Hace un tiempo, pasé un mes viajando por Europa asistiendo a varias reuniones ministeriales. De regreso a casa, mi equipaje se perdió, ¡así que llegué sin calcetines ni ropa interior! Un día después, mi familia y yo emprendimos un largo viaje por el Oeste americano. Antes de irnos, compré un nuevo juego de calcetines y ropa interior. Mientras cruzaba Norteamérica, no dejaba de llamar a la aerolínea para preguntar dónde estaba mi equipaje. «Probablemente en Copenhague», dijo el agente, y eso no me animó. ¿Por qué les cuento esto? Porque toda esta experiencia me impresionó profundamente con la inmensidad de este gran planeta. Europa ya es bastante grande por sí sola, pero al regresar a Estados Unidos, descubrí otro gran continente.

Me impresionó la enormidad de la tarea de la creación. La circunferencia de la superficie terrestre es de 38.800 kilómetros. Se necesitaría al menos un mes para dar la vuelta completa a la Tierra por el ecuador, ¡si se pudiera! El mundo es tan vasto, que Jesucristo lo creó todo. Pero este planeta es solo una pequeña partícula en la inmensidad del universo. Nuestra vecina más cercana en el espacio, la Luna, está a unos 386.000 kilómetros de distancia. La luz tarda aproximadamente un segundo y medio en pasar de la Tierra a la Luna.

Comparen eso con la inmensidad del universo. La luz tarda más de diez mil millones de años en llegar hasta nosotros desde los confines de lo que hasta ahora hemos descubierto sobre nuestro universo. Y Jesús creó el universo entero: cada galaxia, cada planeta (ver Juan 1:3). Él es igual en valor a cada parte de él, y aun así eligió venir a esta tierra y obedecer a Dios perfectamente por nosotros. Bajó y sufrió la consecuencia completa de nuestro pecado: muerte eterna, extinción permanente.
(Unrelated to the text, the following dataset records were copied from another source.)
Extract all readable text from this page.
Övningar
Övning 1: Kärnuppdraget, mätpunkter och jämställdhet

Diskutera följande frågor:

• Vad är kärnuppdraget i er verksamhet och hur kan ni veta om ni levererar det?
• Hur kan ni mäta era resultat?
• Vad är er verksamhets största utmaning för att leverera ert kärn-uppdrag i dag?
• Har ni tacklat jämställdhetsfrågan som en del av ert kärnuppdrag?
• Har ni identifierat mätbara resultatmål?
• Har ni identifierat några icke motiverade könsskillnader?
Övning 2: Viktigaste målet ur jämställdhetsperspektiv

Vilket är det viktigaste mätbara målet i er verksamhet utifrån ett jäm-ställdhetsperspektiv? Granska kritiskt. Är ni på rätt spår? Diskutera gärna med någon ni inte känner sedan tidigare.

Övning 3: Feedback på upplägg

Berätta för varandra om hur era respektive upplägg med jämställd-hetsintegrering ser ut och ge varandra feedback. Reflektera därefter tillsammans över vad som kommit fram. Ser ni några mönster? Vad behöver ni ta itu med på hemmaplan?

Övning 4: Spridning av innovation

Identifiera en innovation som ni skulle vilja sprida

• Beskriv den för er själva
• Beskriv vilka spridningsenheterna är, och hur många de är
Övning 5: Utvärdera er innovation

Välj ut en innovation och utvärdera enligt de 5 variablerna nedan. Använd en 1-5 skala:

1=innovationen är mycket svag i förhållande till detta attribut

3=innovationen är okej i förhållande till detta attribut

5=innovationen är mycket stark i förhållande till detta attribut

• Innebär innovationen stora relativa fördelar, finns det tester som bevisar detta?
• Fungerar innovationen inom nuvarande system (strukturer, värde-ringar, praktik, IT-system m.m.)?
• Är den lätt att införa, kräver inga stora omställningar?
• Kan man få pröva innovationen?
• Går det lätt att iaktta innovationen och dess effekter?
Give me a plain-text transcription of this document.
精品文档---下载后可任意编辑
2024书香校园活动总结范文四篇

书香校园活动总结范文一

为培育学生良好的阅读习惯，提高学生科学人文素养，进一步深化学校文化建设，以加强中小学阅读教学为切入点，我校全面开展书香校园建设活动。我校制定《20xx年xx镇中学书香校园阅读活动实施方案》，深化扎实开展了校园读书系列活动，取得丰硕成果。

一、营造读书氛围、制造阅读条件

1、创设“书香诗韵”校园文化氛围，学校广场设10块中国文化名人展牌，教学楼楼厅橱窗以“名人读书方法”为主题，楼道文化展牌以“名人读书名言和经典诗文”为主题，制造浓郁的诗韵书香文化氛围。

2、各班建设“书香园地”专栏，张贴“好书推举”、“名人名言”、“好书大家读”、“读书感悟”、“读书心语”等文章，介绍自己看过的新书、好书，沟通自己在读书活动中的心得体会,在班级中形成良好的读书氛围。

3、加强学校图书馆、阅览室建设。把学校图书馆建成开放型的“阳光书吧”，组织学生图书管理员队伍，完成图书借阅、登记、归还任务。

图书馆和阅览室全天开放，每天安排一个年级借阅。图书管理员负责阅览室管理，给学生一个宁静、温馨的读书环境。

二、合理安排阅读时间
En la cruz, los pecados de todo el universo fueron cargados sobre Cristo.

En la cruz descubrimos sufrimiento infinito, humillación infinita y rechazo infinito. ¡Nadie jamás podrá saber lo que significó para el Creador ser clavado en una cruz, reservada para criminales, por sus propios seres creados! Pero al soportar la agonía máxima, expió los pecados y las faltas de todo su universo. De alguna manera, «en Cristo», Dios tiene el derecho legal de considerar justo a todo pecador ante él. Esto se puede explicar de diferentes maneras. Se habla de expiación sustitutiva, expiación representativa, expiación demostrativa y otras formas de describir esta transacción. Pero esto es perfectamente claro: lo que Dios hizo en Cristo es suficiente para establecer una relación completamente nueva con él. Gracias a la cruz, Dios tiene todo el derecho de considerarme justo ante él. Mi antiguo historial ha desaparecido. Un nuevo y perfecto ha tomado su lugar. Mis mejores esfuerzos actuales son aceptables para él. Y lo que Cristo hizo es suficiente en valor para redimirme no solo a mí, sino al universo entero.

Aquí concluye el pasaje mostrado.